Right to withdraw consent (Art. 6 (6) and Art. 31 (1) FADP or Art. 7 (3) GDPR): If the data processing by us is based on your consent, you have the right to revoke any consent given to us at any time. The lawfulness of the processing carried out on the basis of the consent up to the revocation remains unaffected by the revocation.

Right to restriction of processing (Art. 30 (2) lit. b FADP or Art. 18 GDPR): Under certain conditions, you have the right to restrict the processing of your personal data (e.g., with regard to the duration of use, the material reference or the purpose of the processing, etc.). In such a case, we may continue to process the data in the previous manner only if there is a legally provided justification.

Right to erasure (Art. 30 (3) FADP or Art. 17 GDPR): You furthermore have the right to request that we delete your personal data. Among other things, we are obliged to delete your personal data if you expressly prohibit us from processing them and there is no justifiable reason for further processing, if your personal data are no longer required for the purposes for which they were collected or otherwise processed, if you have withdrawn previously granted consent or if the data have been processed unlawfully.
It is not possible to delete or block individual payment experiences. However, you have the option to correct such information if there are errors. In the case of publicly published data relevant to creditworthiness, blocking or deletion is not possible.
If you request deletion, CRIF AG will block all your data for any queries. However, the identification data are not deleted; this is to ensure that a data subject is not re-entered into the database with a new registration.
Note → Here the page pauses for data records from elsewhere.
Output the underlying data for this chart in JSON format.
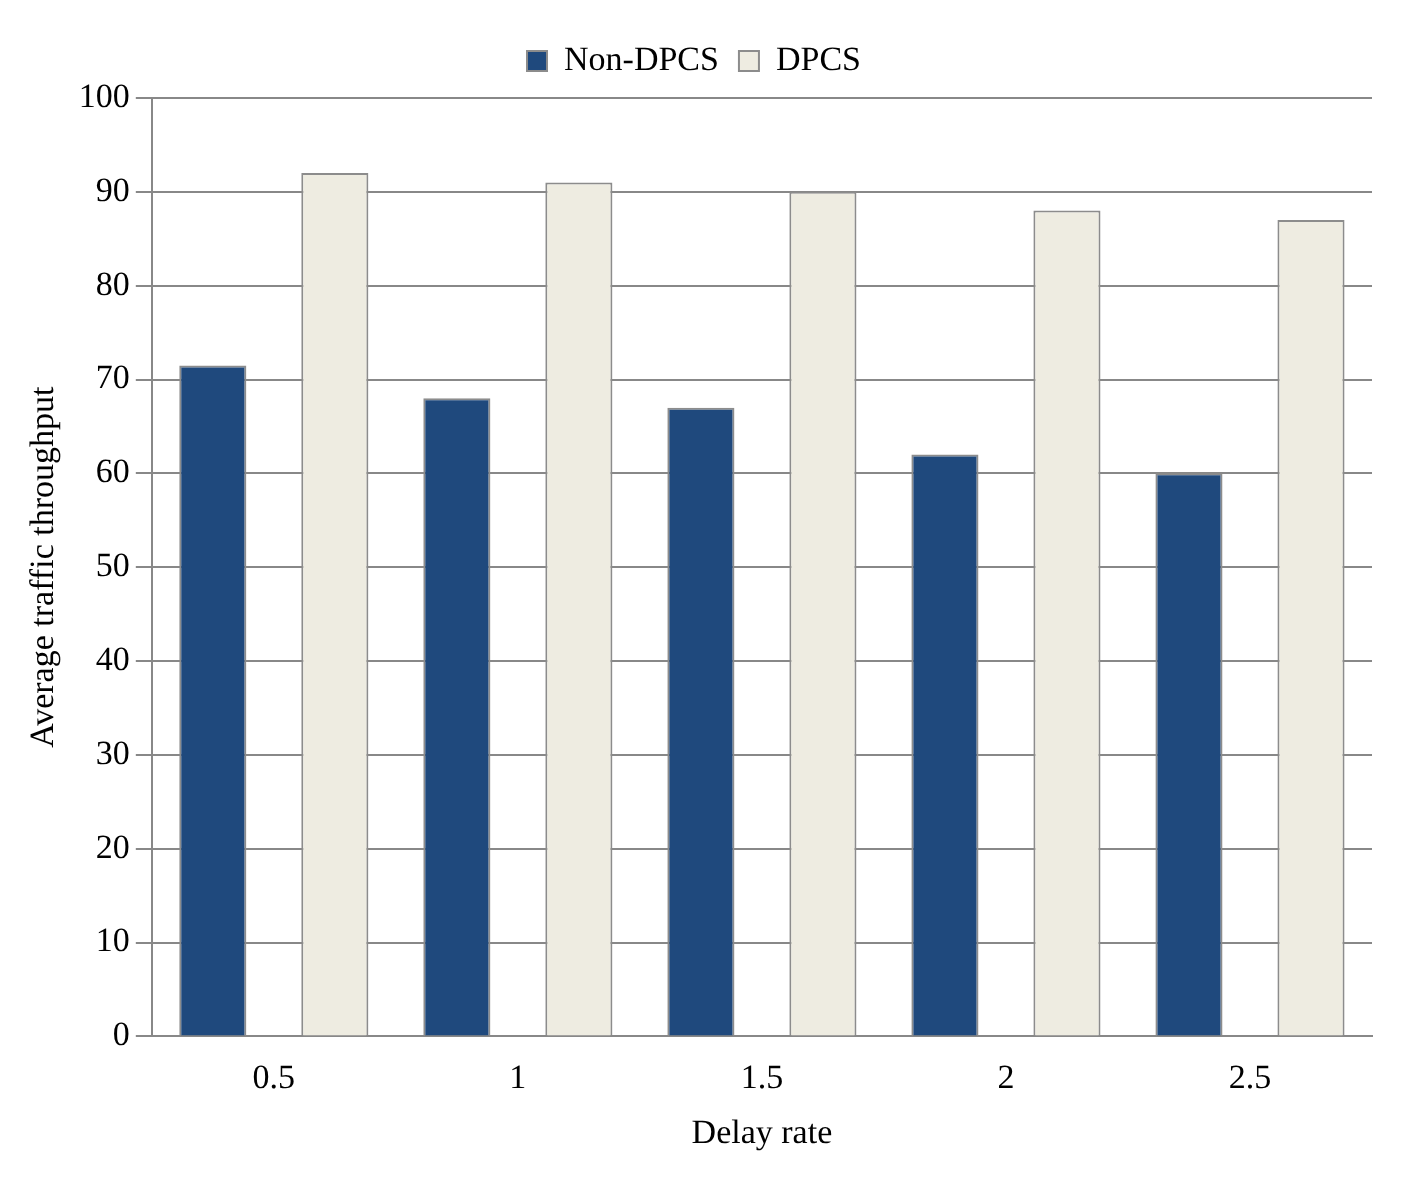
{
  "chart_data": {
    "type": "bar",
    "xlabel": "Delay rate",
    "ylabel": "Average traffic throughput",
    "categories": [
      "0.5",
      "1",
      "1.5",
      "2",
      "2.5"
    ],
    "series": [
      {
        "name": "Non-DPCS",
        "color": "#1f497d",
        "values": [
          71.5,
          68,
          67,
          62,
          60
        ]
      },
      {
        "name": "DPCS",
        "color": "#eeece1",
        "values": [
          92,
          91,
          90,
          88,
          87
        ]
      }
    ],
    "ylim": [
      0,
      100
    ],
    "yticks": [
      0,
      10,
      20,
      30,
      40,
      50,
      60,
      70,
      80,
      90,
      100
    ],
    "grid": "y",
    "legend": "top"
  }
}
Right to data portability (Art. 28 FADP or Art. 20 GDPR): Where we process your data automatically for the conclusion or performance of a contract or with your consent, we shall, at your request, release these data to you in a machine-readable format or - at your option - transfer it to a third party.

Right to object (Art. 21 GDPR): If we process your data for the performance of a task in the public interest or in the exercise of official authority (Article 6 (1) clause 1 lit. e GDPR) or if the data processing is based on our legitimate interests, you have the right, on the basis of the GDPR, to object to the processing of your personal data at any time for reasons arising from your particular situation. We will then stop the processing unless we can demonstrate compelling legitimate grounds for the processing that override your interests in stopping the processing.
You can object to the processing of your personal data for direct marketing purposes at any time without restrictions.

Right to lodge a complaint (Art. 49 FADP or Art. 77 GDPR): Insofar as applicable to you, there is a right to lodge a complaint with a competent data protection authority. The supervisory authority which is competent in Switzerland can be contacted at the following address: Federal Data Protection and Information Commissioner, Feldeggweg 1, CH 3003 Bern, Switzerland.

Exclusion of liability
CRIF AG accepts no liability with regard to the correctness, accuracy, topicality, reliability or completeness of the content of the information.
Any liability claims against CRIF AG in relation to losses of a material or non-material form (whether arising from accessing or using/not using the published information, from misuse of the link or from technical faults) shall be excluded. All quotations are non-binding. CRIF AG expressly reserves the right to modify, supplement, delete or temporarily or permanently cease publication of parts of the sites or the full range of services, without providing any specific prior notice.

Copyrights
The copyrights and all other rights relating to content, images, photographs or other files on the website are the exclusive property of CRIF AG or the specifically named owners of those rights. The written agreement of the copyright holders must be obtained in advance for the reproduction of any of the elements.

Liability for links
References and links to third-party websites lie outside our area of responsibility. We reject any liability for such websites. Any access to and use of such websites is at the user’s own risk.